Da IO DONNA del 25/5/13, <<STORIE DI POVERTÀ NON DI VERGOGNA>> di
Aldo Cazzullo, giornalista.
Per la lettura completa del pezzo si rinvia al settimanale citato.
Sono quelle di Juri, Micaela, Daniel.
E di tutti i 14mila
minori coinvolti dai progetti lanciati in Italia da Save the
Children.
Perché ora è qui da noi che c’è bisogno di combattere
per dare un futuro ai bambini.
Siamo stati nelle borgate di Roma
e nei bassi di Napoli e abbiamo scoperto l’importanza .. di fare
gli gnocchi insieme
Marianna ha 40 anni, cinque figli e poche centinaia di euro
al mese per mantenerli.
La casa se l’è costruita da sé, insieme con il suo compagno,
che lavora come fornaio.
Vivono nell’estrema periferia romana, a Rocca Cencia.
Uno
di quei luoghi dove, come dice Papa Francesco, bisogna andare.

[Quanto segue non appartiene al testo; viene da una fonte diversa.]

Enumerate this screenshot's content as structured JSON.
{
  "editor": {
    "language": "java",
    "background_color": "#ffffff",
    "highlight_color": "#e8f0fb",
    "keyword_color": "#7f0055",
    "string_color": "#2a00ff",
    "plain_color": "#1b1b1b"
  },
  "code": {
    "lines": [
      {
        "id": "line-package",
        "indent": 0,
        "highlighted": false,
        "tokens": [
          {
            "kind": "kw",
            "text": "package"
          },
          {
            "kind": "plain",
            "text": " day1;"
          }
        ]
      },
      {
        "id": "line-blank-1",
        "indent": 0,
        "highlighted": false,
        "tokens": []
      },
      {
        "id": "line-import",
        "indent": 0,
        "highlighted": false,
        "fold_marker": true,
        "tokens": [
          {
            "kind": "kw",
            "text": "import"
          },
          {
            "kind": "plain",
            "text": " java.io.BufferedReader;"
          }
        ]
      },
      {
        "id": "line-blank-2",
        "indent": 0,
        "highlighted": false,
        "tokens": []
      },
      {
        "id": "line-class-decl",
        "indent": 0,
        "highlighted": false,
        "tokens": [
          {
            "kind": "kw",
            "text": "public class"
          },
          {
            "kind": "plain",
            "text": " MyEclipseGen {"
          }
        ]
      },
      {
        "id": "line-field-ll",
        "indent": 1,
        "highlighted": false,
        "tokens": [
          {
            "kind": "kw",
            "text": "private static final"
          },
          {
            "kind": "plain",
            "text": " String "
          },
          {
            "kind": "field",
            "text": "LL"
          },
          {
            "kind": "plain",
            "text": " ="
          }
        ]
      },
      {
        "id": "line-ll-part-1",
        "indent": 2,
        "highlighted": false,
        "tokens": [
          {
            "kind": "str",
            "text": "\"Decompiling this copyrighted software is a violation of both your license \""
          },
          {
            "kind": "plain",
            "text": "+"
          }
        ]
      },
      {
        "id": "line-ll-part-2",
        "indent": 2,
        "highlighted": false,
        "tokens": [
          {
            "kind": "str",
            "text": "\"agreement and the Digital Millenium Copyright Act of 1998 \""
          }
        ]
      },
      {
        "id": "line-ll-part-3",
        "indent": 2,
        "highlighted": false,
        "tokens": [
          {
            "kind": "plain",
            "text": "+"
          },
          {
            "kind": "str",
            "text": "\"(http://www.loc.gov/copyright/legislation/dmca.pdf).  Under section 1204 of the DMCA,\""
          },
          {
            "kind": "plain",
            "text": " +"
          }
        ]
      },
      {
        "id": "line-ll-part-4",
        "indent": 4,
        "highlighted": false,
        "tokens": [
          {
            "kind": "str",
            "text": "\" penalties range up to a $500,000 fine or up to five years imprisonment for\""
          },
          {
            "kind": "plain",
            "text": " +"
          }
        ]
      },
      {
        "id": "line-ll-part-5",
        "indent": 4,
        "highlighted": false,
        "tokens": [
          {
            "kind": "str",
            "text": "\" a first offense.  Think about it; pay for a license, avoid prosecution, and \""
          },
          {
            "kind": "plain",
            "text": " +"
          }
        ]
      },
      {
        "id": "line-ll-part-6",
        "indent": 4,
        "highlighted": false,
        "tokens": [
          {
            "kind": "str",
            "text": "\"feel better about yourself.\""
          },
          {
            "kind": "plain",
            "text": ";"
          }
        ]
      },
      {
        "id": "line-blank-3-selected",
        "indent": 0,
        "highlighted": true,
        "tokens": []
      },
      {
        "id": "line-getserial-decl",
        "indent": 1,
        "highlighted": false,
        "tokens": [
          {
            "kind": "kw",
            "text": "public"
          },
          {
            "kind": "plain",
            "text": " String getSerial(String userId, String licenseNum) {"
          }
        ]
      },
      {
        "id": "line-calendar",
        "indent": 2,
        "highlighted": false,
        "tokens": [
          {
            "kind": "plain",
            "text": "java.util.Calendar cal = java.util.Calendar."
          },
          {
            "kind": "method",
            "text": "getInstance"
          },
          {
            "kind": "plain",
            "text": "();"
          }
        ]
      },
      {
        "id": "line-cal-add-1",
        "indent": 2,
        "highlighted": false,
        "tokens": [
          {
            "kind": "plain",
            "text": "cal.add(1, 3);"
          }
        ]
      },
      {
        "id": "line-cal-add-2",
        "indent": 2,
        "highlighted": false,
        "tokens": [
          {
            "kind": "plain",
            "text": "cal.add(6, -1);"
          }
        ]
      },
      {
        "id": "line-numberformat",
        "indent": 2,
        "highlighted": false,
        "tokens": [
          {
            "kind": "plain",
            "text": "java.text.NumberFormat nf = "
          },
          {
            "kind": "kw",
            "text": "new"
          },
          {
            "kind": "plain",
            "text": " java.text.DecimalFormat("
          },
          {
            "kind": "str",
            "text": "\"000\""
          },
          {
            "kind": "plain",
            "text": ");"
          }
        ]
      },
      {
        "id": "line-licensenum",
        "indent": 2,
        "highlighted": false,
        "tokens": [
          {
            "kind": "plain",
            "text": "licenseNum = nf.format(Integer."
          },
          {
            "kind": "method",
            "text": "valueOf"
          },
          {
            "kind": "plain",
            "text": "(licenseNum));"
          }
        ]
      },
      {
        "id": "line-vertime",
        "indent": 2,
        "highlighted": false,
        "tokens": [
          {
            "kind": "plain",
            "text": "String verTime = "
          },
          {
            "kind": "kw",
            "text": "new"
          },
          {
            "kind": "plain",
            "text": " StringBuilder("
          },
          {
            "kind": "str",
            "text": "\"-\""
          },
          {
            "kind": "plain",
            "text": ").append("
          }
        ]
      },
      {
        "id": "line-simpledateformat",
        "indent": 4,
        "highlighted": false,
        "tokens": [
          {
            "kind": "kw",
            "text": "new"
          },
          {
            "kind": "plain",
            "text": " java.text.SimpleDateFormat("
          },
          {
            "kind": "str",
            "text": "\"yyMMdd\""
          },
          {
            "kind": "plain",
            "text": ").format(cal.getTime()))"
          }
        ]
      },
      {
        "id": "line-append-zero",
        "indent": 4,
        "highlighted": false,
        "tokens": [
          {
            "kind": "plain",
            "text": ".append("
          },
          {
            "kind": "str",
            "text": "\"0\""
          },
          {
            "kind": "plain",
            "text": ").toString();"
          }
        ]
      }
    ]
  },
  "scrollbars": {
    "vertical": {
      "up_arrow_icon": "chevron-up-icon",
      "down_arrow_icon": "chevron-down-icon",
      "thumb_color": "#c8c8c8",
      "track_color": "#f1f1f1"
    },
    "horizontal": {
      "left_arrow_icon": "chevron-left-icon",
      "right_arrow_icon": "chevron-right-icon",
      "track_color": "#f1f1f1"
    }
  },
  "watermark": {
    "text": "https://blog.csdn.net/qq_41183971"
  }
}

Mobili riciclati, una tenda a ritagliare una "stanza" tutta
per il primogenito, Nicholas, 18 anni, che cerca lavoro come
meccanico.
Il più piccolo è Khristopher, 4 anni.
Suo fratello Juri, 6
anni, un bellissimo bambino dagli occhi grigi, fatica a parlare;
sua sorella Samantha, 16 anni, vuole studiare da logopedista, per
aiutarlo.
Tatiana, 14 anni, si è iscritta all’alberghiero.
La loro è una povertà dignitosa e laboriosa, per il poco
lavoro che si riesce a trovare.
Siamo nello Spazio Mamme di Tor Vergata.
A poche centinaia
di metri ci sono l’università, il teatro, la fermata della metro.
I romani del centro e gli studenti arrivano e ripartono senza
giungere qui, nel cuore della borgata.
Save the Children ha aperto un centro insieme con Il
Melograno, una tra le associazioni no profit più attive.
Lorena, la signora che lo dirige, grazie a donazioni private
sta allestendo un piccolo parco.
C’è il pediatra che cura i bambini malati, il nutrizionista
che spiega alle madri come cucinare con poco.
Oggi si fanno gli
gnocchi, tutti insieme.
Non è un posto triste, anzi è pieno di
vita, di grida dei piccoli, di adulti che sono diventati amici.
Samantha vive in un’altra borgata, Tor Bella Monaca.
Lavora
in una cooperativa di pulizie.
Dimostra più dei suoi 36 anni.
Nella carrozzina ha il suo ultimo bambino, nato da otto
giorni.
L’ha chiamato Justin Liam, nome scelto ascoltando la tv.
Tutti i nomi citati sono veri, non di fantasia, scritti nella
grafia con cui sono registrati all’anagrafe.
I genitori ci hanno autorizzati a scriverli, perché spiegano- le loro sono storie di povertà, non di vergogna.
Justin Liam ha tre fratelli: Jeimi di 16 anni, Michele ("il
nome non l’ho scelto io" sorride la mamma) di 13, Kevin di 10.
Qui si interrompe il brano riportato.